This morning I walked through my home in the early morning light and found myself wrapped in the joy of loving my life.
The fact is, I love my life.
I love the race car track spread out in the sunroom floor.
I love Anna's "I'm reading that" books liking here and there. Four in all right now.
I love the sleeping bags rolled up nicely and sitting misplaced in my bedroom floor, knowing on any given night, for reasons I may never know, my youngest will wander in, unroll one, and find peaceful rest sleeping on it on my side of the bed.
I love Robert's stained and wrinkled memory verse paper lying crinkled on the table beside the recliner where we learn the scriptures together.
I love pens, pencils, and crayons waiting for their next creative adventure. I wonder if they ever considered waiting in the tubs with the rest of the pens, pencils, and crayons.

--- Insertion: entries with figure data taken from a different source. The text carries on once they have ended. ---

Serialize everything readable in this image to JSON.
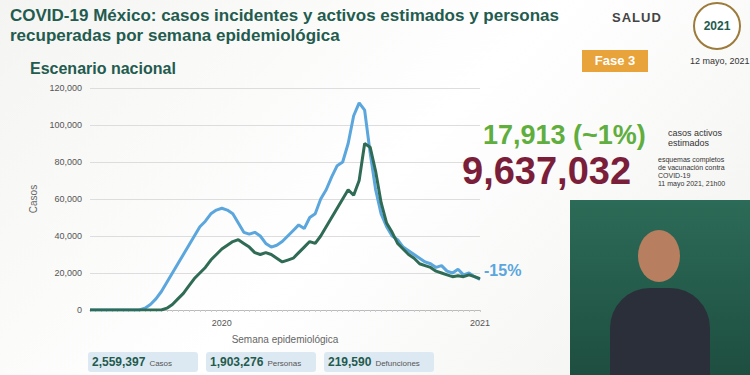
{
  "chart_data": {
    "type": "line",
    "title": "COVID-19 México: casos incidentes y activos estimados y personas recuperadas por semana epidemiológica",
    "subtitle": "Escenario nacional",
    "x_label": "Semana epidemiológica",
    "y_label": "Casos",
    "categories": [
      null,
      null,
      null,
      null,
      null,
      null,
      null,
      null,
      null,
      null,
      null,
      null,
      null,
      null,
      null,
      null,
      null,
      null,
      null,
      null,
      null,
      null,
      null,
      null,
      "2020",
      null,
      null,
      null,
      null,
      null,
      null,
      null,
      null,
      null,
      null,
      null,
      null,
      null,
      null,
      null,
      null,
      null,
      null,
      null,
      null,
      null,
      null,
      null,
      null,
      null,
      null,
      null,
      null,
      null,
      null,
      null,
      null,
      null,
      null,
      null,
      null,
      null,
      null,
      null,
      null,
      null,
      null,
      null,
      null,
      null,
      null,
      "2021"
    ],
    "series": [
      {
        "color": "#5aa6dd",
        "values": [
          0,
          0,
          0,
          0,
          0,
          0,
          0,
          0,
          0,
          0,
          1000,
          3000,
          6000,
          10000,
          15000,
          20000,
          25000,
          30000,
          35000,
          40000,
          45000,
          48000,
          52000,
          54000,
          55000,
          54000,
          52000,
          47000,
          42000,
          41000,
          42000,
          40000,
          36000,
          34000,
          35000,
          37000,
          40000,
          43000,
          46000,
          44000,
          50000,
          52000,
          60000,
          65000,
          72000,
          78000,
          80000,
          90000,
          105000,
          112000,
          108000,
          85000,
          65000,
          52000,
          45000,
          40000,
          38000,
          34000,
          32000,
          30000,
          28000,
          26000,
          25000,
          23000,
          24000,
          21000,
          20000,
          22000,
          19000,
          20000,
          18000,
          16500
        ]
      },
      {
        "color": "#2f6b55",
        "values": [
          0,
          0,
          0,
          0,
          0,
          0,
          0,
          0,
          0,
          0,
          0,
          0,
          0,
          0,
          1000,
          3000,
          6000,
          9000,
          13000,
          17000,
          20000,
          23000,
          27000,
          30000,
          33000,
          35000,
          37000,
          38000,
          36000,
          34000,
          31000,
          30000,
          31000,
          30000,
          28000,
          26000,
          27000,
          28000,
          31000,
          34000,
          37000,
          36000,
          40000,
          45000,
          50000,
          55000,
          60000,
          65000,
          62000,
          70000,
          90000,
          88000,
          75000,
          58000,
          47000,
          42000,
          36000,
          33000,
          30000,
          28000,
          25000,
          24000,
          23000,
          21000,
          20000,
          19000,
          18000,
          18500,
          18000,
          19000,
          18000,
          17000
        ]
      }
    ],
    "ylim": [
      0,
      120000
    ],
    "yticks": [
      0,
      {
        "value": 20000,
        "label": "20,000"
      },
      {
        "value": 40000,
        "label": "40,000"
      },
      {
        "value": 60000,
        "label": "60,000"
      },
      {
        "value": 80000,
        "label": "80,000"
      },
      {
        "value": 100000,
        "label": "100,000"
      },
      {
        "value": 120000,
        "label": "120,000"
      }
    ],
    "grid": true,
    "annotations": [
      {
        "text": "-15%",
        "color": "#5aa6dd"
      }
    ]
  },
  "page": {
    "logo": "SALUD",
    "logo_year": "2021",
    "badge": "Fase 3",
    "date": "12 mayo, 2021",
    "stats": [
      {
        "value": "17,913 (~1%)",
        "color": "#5fae3e",
        "label": [
          "casos activos",
          "estimados"
        ]
      },
      {
        "value": "9,637,032",
        "color": "#7a1e3a",
        "label": [
          "esquemas completos",
          "de vacunación contra",
          "COVID-19",
          "11 mayo 2021, 21h00"
        ]
      }
    ],
    "footer": [
      {
        "value": "2,559,397",
        "label": "Casos"
      },
      {
        "value": "1,903,276",
        "label": "Personas"
      },
      {
        "value": "219,590",
        "label": "Defunciones"
      }
    ]
  }
}
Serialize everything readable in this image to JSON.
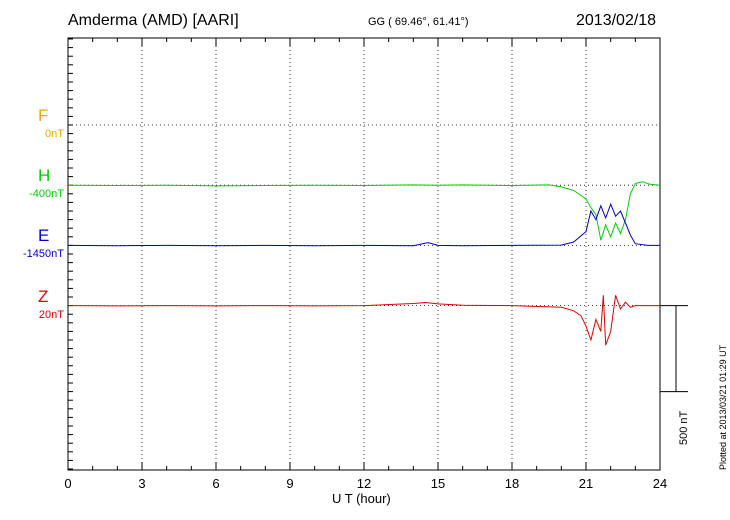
{
  "header": {
    "station": "Amderma (AMD)  [AARI]",
    "coords": "GG ( 69.46°,  61.41°)",
    "date": "2013/02/18"
  },
  "side_labels": [
    {
      "key": "F",
      "name": "F",
      "base": "0nT",
      "color": "#f0a800"
    },
    {
      "key": "H",
      "name": "H",
      "base": "-400nT",
      "color": "#00d000"
    },
    {
      "key": "E",
      "name": "E",
      "base": "-1450nT",
      "color": "#0000d0"
    },
    {
      "key": "Z",
      "name": "Z",
      "base": "20nT",
      "color": "#e00000"
    }
  ],
  "scale_bar": "500 nT",
  "plotted_note": "Plotted at 2013/03/21 01:29 UT",
  "chart_data": {
    "type": "line",
    "xlabel": "U T (hour)",
    "xlim": [
      0,
      24
    ],
    "x_ticks": [
      "0",
      "3",
      "6",
      "9",
      "12",
      "15",
      "18",
      "21",
      "24"
    ],
    "baseline_offsets_nT": {
      "F": 1000,
      "H": 650,
      "E": 300,
      "Z": -50
    },
    "series": [
      {
        "key": "H",
        "color": "#00d000",
        "x": [
          0,
          2,
          4,
          6,
          8,
          10,
          12,
          14,
          15,
          16,
          18,
          19.5,
          20,
          20.5,
          21,
          21.2,
          21.4,
          21.6,
          21.8,
          22,
          22.2,
          22.4,
          22.6,
          22.8,
          23,
          23.3,
          23.6,
          24
        ],
        "y": [
          0,
          -2,
          0,
          -4,
          -2,
          0,
          -2,
          2,
          0,
          2,
          -2,
          2,
          -10,
          -30,
          -80,
          -130,
          -170,
          -320,
          -230,
          -300,
          -220,
          -280,
          -200,
          -50,
          10,
          20,
          5,
          0
        ]
      },
      {
        "key": "E",
        "color": "#0000d0",
        "x": [
          0,
          2,
          4,
          6,
          8,
          10,
          12,
          14,
          14.6,
          15,
          16,
          18,
          20,
          20.5,
          21,
          21.2,
          21.4,
          21.6,
          21.8,
          22,
          22.2,
          22.4,
          22.6,
          22.8,
          23,
          23.5,
          24
        ],
        "y": [
          0,
          -2,
          0,
          -2,
          0,
          -2,
          0,
          -2,
          16,
          0,
          -2,
          0,
          2,
          20,
          80,
          200,
          150,
          230,
          160,
          240,
          170,
          200,
          130,
          60,
          10,
          0,
          0
        ]
      },
      {
        "key": "Z",
        "color": "#e00000",
        "x": [
          0,
          2,
          4,
          6,
          8,
          10,
          12,
          14,
          14.5,
          15,
          16,
          18,
          20,
          20.5,
          20.8,
          21,
          21.2,
          21.4,
          21.6,
          21.7,
          21.8,
          22,
          22.2,
          22.4,
          22.6,
          22.8,
          23,
          23.5,
          24
        ],
        "y": [
          0,
          -2,
          0,
          -2,
          0,
          -2,
          0,
          12,
          18,
          10,
          2,
          0,
          -10,
          -30,
          -60,
          -120,
          -200,
          -80,
          -150,
          60,
          -230,
          -150,
          60,
          -20,
          20,
          -10,
          0,
          0,
          0
        ]
      }
    ]
  }
}
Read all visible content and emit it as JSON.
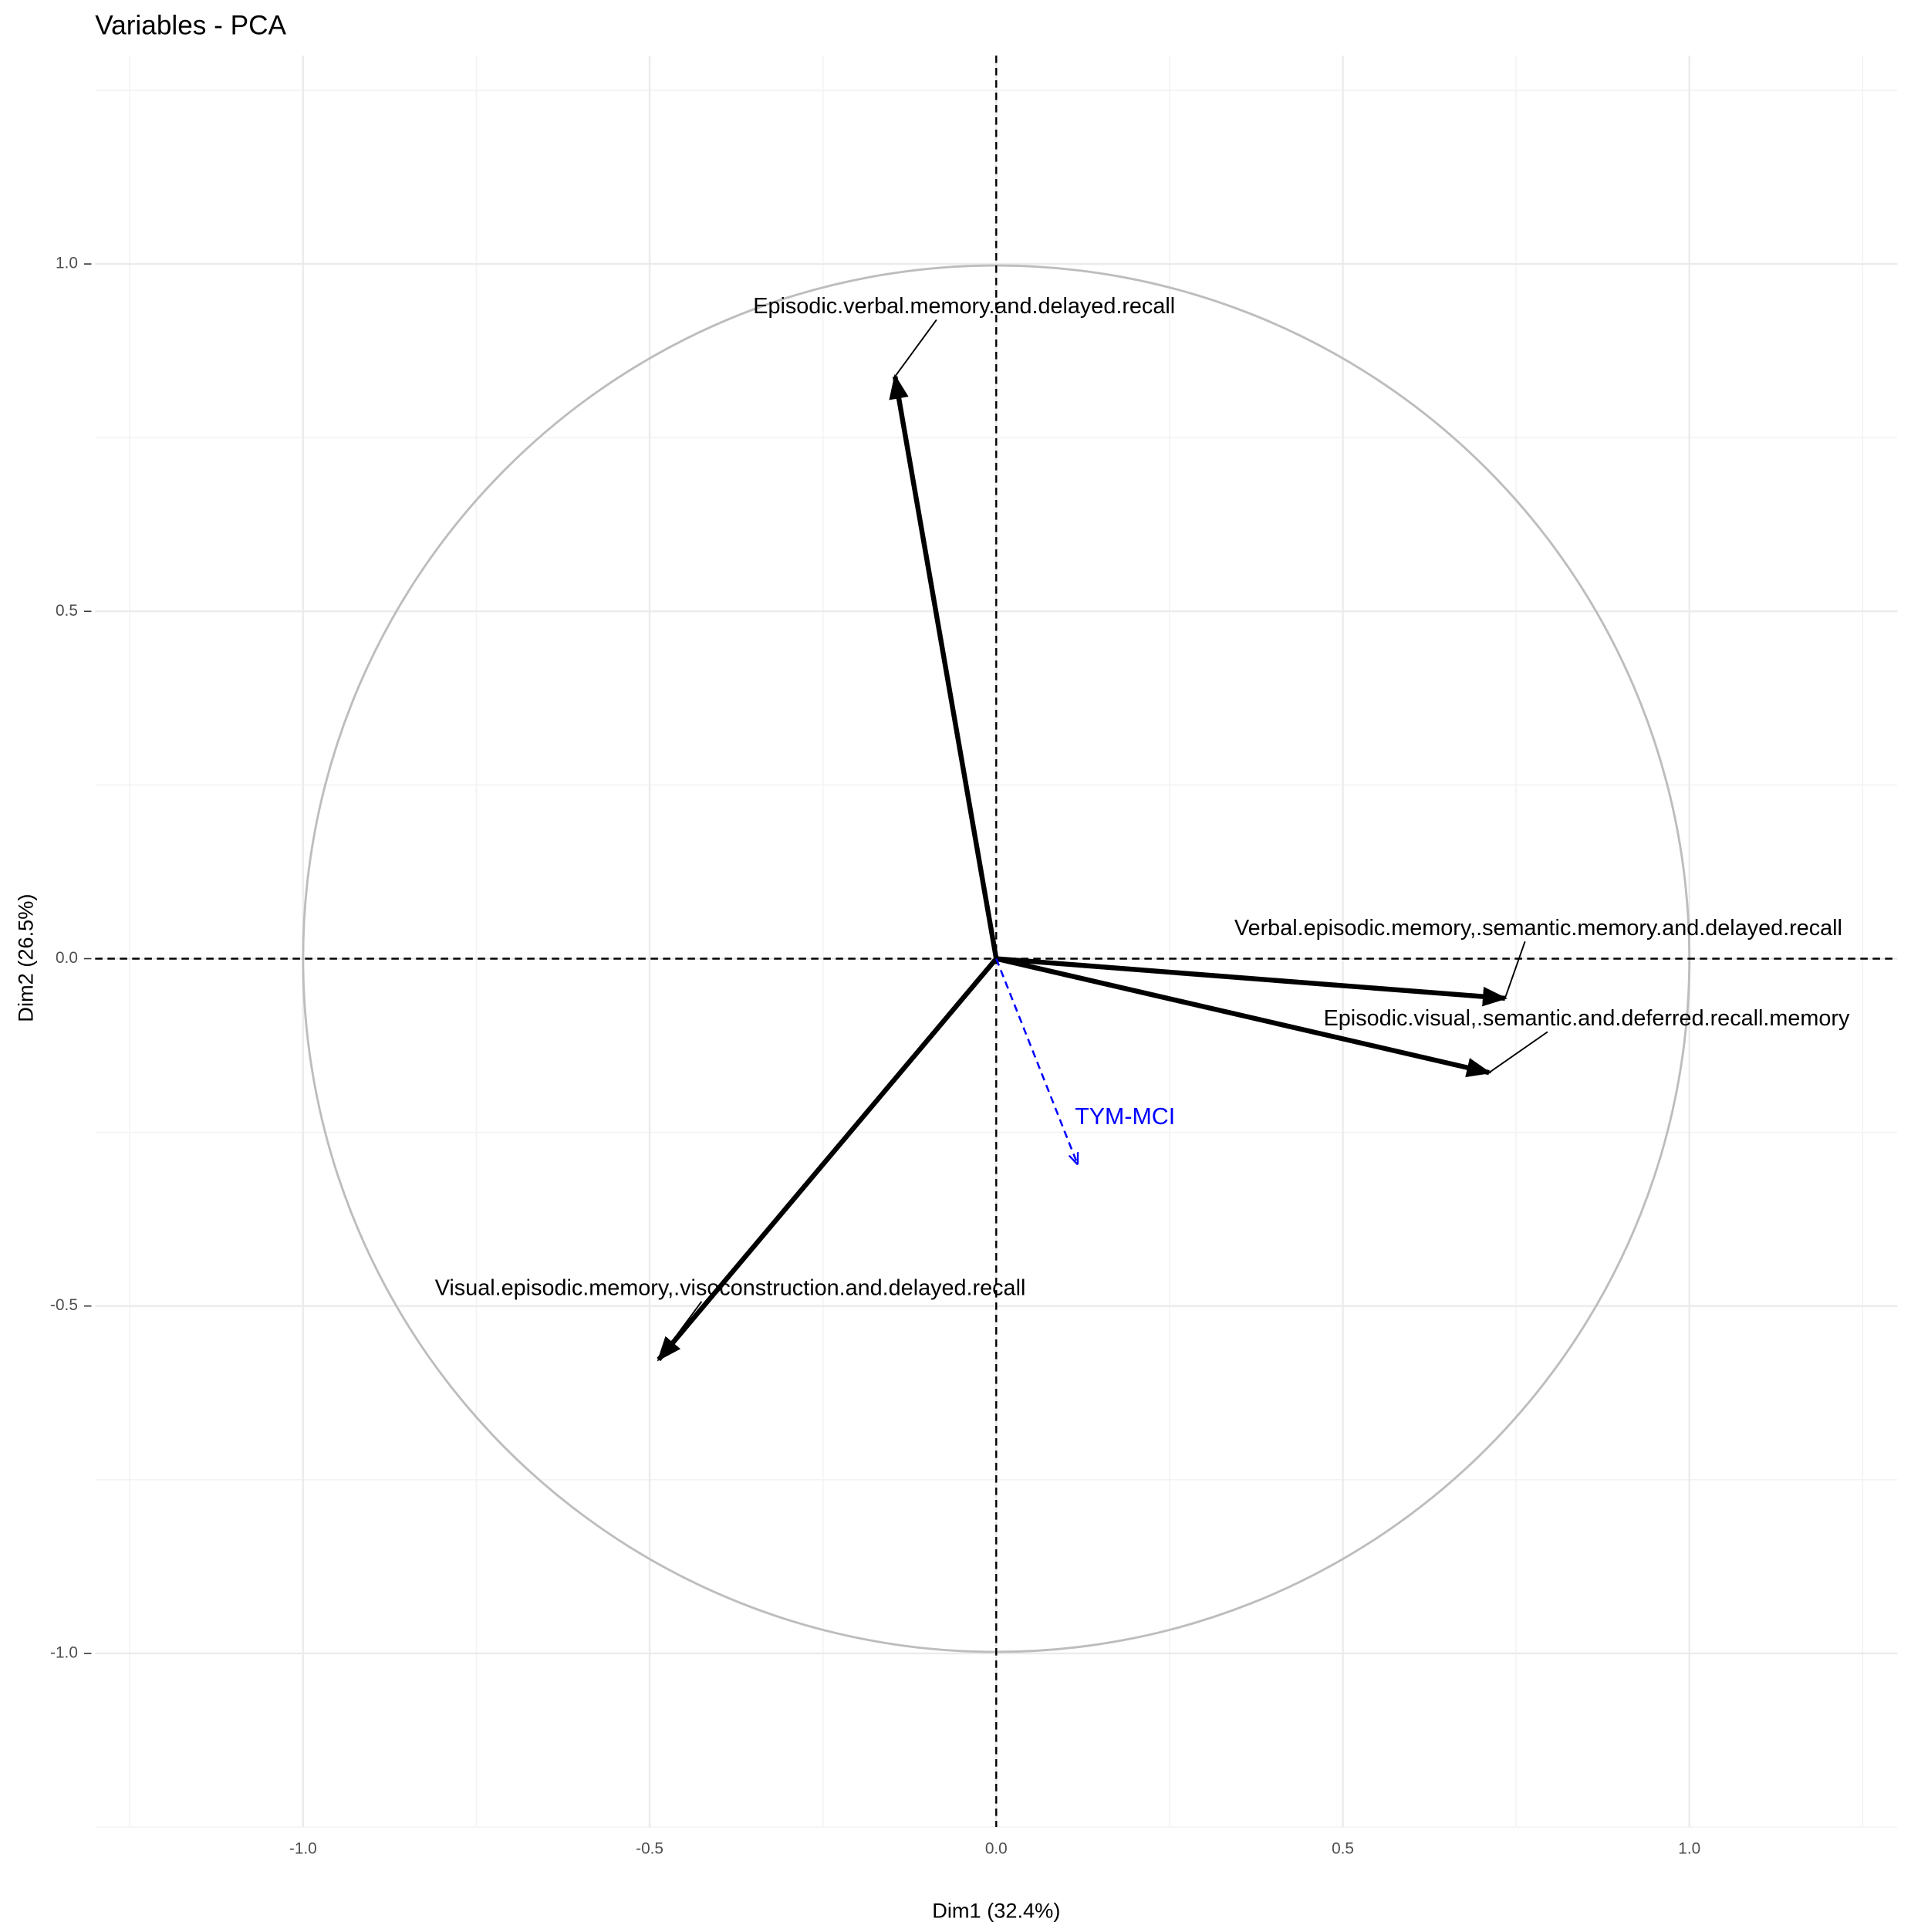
{
  "chart_data": {
    "type": "pca_variables",
    "title": "Variables - PCA",
    "x_label": "Dim1 (32.4%)",
    "y_label": "Dim2 (26.5%)",
    "xlim": [
      -1.3,
      1.3
    ],
    "ylim": [
      -1.25,
      1.3
    ],
    "xticks": [
      {
        "value": -1,
        "label": "-1.0"
      },
      {
        "value": -0.5,
        "label": "-0.5"
      },
      {
        "value": 0,
        "label": "0.0"
      },
      {
        "value": 0.5,
        "label": "0.5"
      },
      {
        "value": 1,
        "label": "1.0"
      }
    ],
    "yticks": [
      {
        "value": -1,
        "label": "-1.0"
      },
      {
        "value": -0.5,
        "label": "-0.5"
      },
      {
        "value": 0,
        "label": "0.0"
      },
      {
        "value": 0.5,
        "label": "0.5"
      },
      {
        "value": 1,
        "label": "1.0"
      }
    ],
    "grid": true,
    "minor_grid": true,
    "circle": true,
    "zero_lines": true,
    "variables": [
      {
        "label": "Episodic.verbal.memory.and.delayed.recall",
        "x": -0.146,
        "y": 0.838,
        "color": "#000000"
      },
      {
        "label": "Verbal.episodic.memory,.semantic.memory.and.delayed.recall",
        "x": 0.734,
        "y": -0.057,
        "color": "#000000"
      },
      {
        "label": "Episodic.visual,.semantic.and.deferred.recall.memory",
        "x": 0.711,
        "y": -0.164,
        "color": "#000000"
      },
      {
        "label": "Visual.episodic.memory,.visoconstruction.and.delayed.recall",
        "x": -0.487,
        "y": -0.577,
        "color": "#000000"
      }
    ],
    "supplementary": [
      {
        "label": "TYM-MCI",
        "x": 0.117,
        "y": -0.295,
        "color": "#0000ff"
      }
    ]
  }
}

But then, what is the fun in being like everyone else, right?
I love Robert's waking up really early to see Rob off to work and then falling asleep in my lap in the recliner, where I leave him while I type in a few words of thought or sit a bit at Jesus' feet. Sometimes I just stay in the reclner, peaceful nine-year old spread across me, in wonder of how much his act of love reveals God's love for me.
I love the sound of our Millie-Mix snoring on the couch close to us. An abandoned dog tagged for destruction, rescued, loved, restored. In so many ways, I can identify.
I love the unmade bed where Rob and I spent a few moments this morning whispering in the dark, warm and content--and then the alarm went off....again.
I love the smile of remembering...
I love Bibles stacked in different parts of the house. Different versions. Different study notes. All used at different times.
I love the huge Christmas tree standing in the living room with its decades of ornaments...each one a piece of our history, a symbol of what has made our present...and the stories...the smiles...the sneaky tears that come with memories of those rejoicing in the wonder of Christmas every day...at Home.
I love the sun spilling through the windows, the creative remodel design bringing sunlight where darkness used to be.
I love coats waiting to keep us warm, mittens to protect precious hands, and scarves...a gift from Gran.
This morning I even love the two piles of laundry sitting in the living room waiting to be folded...and now ironed.
I love the Kleenex boxes, not put in away in tidy cubbies, but sitting out ready to render aid during this season of sniffly noses and too common sneezes.
Funny how things on a driven day--the day when I'm drowning in my to do list or the day when I'm concerned not so much about the people who live in this house but about what those outside think of it--funny how on those days, a book on a table instead of a shelf, a toy in the floor and not in a bedroom, or a child who is more concerned with how to love than how things look can be such nerve fraying burdens. However, there are times when wisdom whispers louder than the cacophony of life's uninterested demands, and I stop and ask, "Lord, what do you love?" When I listen closely, I find He loves the same things I do.
In that moment, I love my life all over again.